Une étude récente (7) conclut que « les cannabinoïdes peuvent être détectés dans le sang des consommateurs quotidiens pendant un mois après la date d’arrêt de la consommation.» A ce sujet, Huestis précise que « ces données n’avaient jamais été obtenues avant, à cause de l’important coût et de la difficulté à suivre quotidiennement des consommateurs de cannabis sur une longue période.»

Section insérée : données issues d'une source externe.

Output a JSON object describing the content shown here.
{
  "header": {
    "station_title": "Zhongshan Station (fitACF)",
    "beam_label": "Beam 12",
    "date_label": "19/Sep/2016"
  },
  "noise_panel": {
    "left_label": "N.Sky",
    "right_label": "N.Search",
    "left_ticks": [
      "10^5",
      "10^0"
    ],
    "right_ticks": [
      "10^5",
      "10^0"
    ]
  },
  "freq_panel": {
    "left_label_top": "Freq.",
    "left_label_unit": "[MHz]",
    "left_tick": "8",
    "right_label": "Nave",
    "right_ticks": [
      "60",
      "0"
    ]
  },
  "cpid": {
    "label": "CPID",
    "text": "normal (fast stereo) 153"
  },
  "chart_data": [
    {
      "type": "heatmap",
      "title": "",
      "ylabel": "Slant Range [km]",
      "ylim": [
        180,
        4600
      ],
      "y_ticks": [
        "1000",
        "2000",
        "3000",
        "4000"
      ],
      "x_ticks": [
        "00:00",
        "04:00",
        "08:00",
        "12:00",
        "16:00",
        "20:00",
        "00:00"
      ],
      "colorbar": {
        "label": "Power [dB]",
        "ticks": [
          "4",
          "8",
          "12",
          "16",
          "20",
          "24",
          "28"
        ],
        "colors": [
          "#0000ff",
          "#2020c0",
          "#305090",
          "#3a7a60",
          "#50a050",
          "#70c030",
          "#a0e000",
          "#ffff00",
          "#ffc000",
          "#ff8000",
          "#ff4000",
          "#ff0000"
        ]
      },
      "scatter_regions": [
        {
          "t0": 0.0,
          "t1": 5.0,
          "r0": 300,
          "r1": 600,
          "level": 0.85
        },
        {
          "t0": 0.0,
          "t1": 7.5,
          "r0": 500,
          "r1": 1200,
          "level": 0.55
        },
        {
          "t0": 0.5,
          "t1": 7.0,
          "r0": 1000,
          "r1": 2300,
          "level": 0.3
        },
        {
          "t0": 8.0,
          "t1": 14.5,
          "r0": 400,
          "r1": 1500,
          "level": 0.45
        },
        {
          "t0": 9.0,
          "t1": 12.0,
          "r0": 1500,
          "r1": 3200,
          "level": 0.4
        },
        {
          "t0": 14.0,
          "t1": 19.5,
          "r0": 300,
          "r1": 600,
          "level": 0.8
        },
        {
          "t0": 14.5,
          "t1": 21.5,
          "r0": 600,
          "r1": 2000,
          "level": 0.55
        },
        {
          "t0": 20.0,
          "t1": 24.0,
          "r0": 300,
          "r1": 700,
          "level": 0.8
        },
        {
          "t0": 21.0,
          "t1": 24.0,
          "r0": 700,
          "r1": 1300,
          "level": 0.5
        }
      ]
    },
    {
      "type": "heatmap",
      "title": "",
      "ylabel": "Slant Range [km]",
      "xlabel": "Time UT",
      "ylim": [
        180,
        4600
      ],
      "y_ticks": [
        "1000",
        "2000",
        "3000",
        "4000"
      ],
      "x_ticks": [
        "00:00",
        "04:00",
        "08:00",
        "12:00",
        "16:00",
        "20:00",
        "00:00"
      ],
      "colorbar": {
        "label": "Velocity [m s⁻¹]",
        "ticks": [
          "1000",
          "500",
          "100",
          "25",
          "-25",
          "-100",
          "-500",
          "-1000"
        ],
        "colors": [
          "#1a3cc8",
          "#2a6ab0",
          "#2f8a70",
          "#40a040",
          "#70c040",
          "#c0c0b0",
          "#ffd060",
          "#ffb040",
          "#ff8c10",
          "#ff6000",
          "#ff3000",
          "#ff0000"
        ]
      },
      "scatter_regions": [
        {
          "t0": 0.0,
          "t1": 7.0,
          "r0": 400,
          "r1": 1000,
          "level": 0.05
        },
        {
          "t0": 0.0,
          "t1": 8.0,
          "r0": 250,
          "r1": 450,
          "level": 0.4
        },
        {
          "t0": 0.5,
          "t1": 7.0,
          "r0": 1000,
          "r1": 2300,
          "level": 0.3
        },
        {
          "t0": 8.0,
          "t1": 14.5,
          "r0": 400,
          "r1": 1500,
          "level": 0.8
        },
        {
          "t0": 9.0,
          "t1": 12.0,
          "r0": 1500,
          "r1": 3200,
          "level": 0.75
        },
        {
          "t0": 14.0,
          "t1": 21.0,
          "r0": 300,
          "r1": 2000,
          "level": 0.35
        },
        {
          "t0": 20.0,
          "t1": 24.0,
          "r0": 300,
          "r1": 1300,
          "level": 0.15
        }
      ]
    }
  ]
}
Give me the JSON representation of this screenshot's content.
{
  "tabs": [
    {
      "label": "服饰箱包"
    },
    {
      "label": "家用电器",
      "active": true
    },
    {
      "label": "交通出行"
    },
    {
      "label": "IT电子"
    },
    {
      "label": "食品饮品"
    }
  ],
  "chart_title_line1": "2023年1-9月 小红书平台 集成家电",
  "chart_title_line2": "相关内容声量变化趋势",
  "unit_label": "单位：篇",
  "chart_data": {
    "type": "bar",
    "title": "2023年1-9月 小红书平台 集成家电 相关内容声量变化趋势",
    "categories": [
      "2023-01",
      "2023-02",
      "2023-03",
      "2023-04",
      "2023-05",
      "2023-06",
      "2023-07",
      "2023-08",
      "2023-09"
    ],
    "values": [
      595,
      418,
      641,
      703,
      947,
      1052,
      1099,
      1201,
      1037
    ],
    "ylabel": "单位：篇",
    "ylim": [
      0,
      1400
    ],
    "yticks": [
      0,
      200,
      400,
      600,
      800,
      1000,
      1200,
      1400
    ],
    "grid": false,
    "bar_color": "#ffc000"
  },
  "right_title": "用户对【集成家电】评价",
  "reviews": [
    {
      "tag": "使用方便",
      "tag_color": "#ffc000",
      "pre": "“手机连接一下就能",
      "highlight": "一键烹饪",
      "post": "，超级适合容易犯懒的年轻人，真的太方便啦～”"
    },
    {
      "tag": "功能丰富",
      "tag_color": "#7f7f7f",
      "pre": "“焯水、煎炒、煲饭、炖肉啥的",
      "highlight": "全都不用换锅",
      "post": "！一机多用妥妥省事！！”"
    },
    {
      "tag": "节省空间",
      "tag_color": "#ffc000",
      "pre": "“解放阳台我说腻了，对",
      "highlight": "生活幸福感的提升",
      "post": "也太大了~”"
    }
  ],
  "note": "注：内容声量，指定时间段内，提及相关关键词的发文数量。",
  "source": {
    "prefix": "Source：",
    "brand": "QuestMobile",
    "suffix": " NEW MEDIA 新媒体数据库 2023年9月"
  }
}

Le seuil d’emprise du THC pour un sur-risque de 2.5 (équivalent à 0.5 g d’alcool /litres dans le sang) est estimé entre 7 et 10 ng/mL selon les auteurs (8, 9, 10, 11, 12). Toutefois, les difficultés de la détection du cannabis dues à son métabolisme complexe ne permettent pas d’établir, comme pour l’alcool, une relation synchrone entre la présence des métabolites du cannabis et ses effets sur le comportement (3,13).
En résumé, la sécurité routière est multi-factorielle, et l’usage de cannabis est un facteur particulièrement mineur dans la genèse des accidents mortels. Il n’existe qu’un sur-risque faible de collision mortelle sous l’emprise du THC et seulement au-delà de 5ng/mL, rapporté essentiellement par des études transversales, avec toutefois un effet dose incontestable (1, 8, 14) plaidant fortement pour la mise en place d’un seuil légal, afin de pénaliser effectivement la conduite sous emprise.
En effet, en dessous de 5ng/mL, la plupart des études cas-témoin mettent en évidence l’absence d’augmentation, voire une diminution du risque de collision (15, 16, 17, 18, 19, 20). Considérant qu’il n’existe à ce jour aucune étude de culpabilité pertinente en dessous d’un certain seuil, il semble opportun de poursuivre les recherches en situation réelle et de conserver le principe de l’analyse sanguine pour pouvoir apprécier quantitativement ce seuil. Pour rappel, le sur-risque d’accident mortel liée à l’usage de cannabis, toute dose confondue, est équivalent à celui entraîné par la prise de benzodiazépines à posologie usuelle (des médicaments prescrits légalement)(21), et il est inférieur à celui de l’usage du téléphone portable en conduisant (22).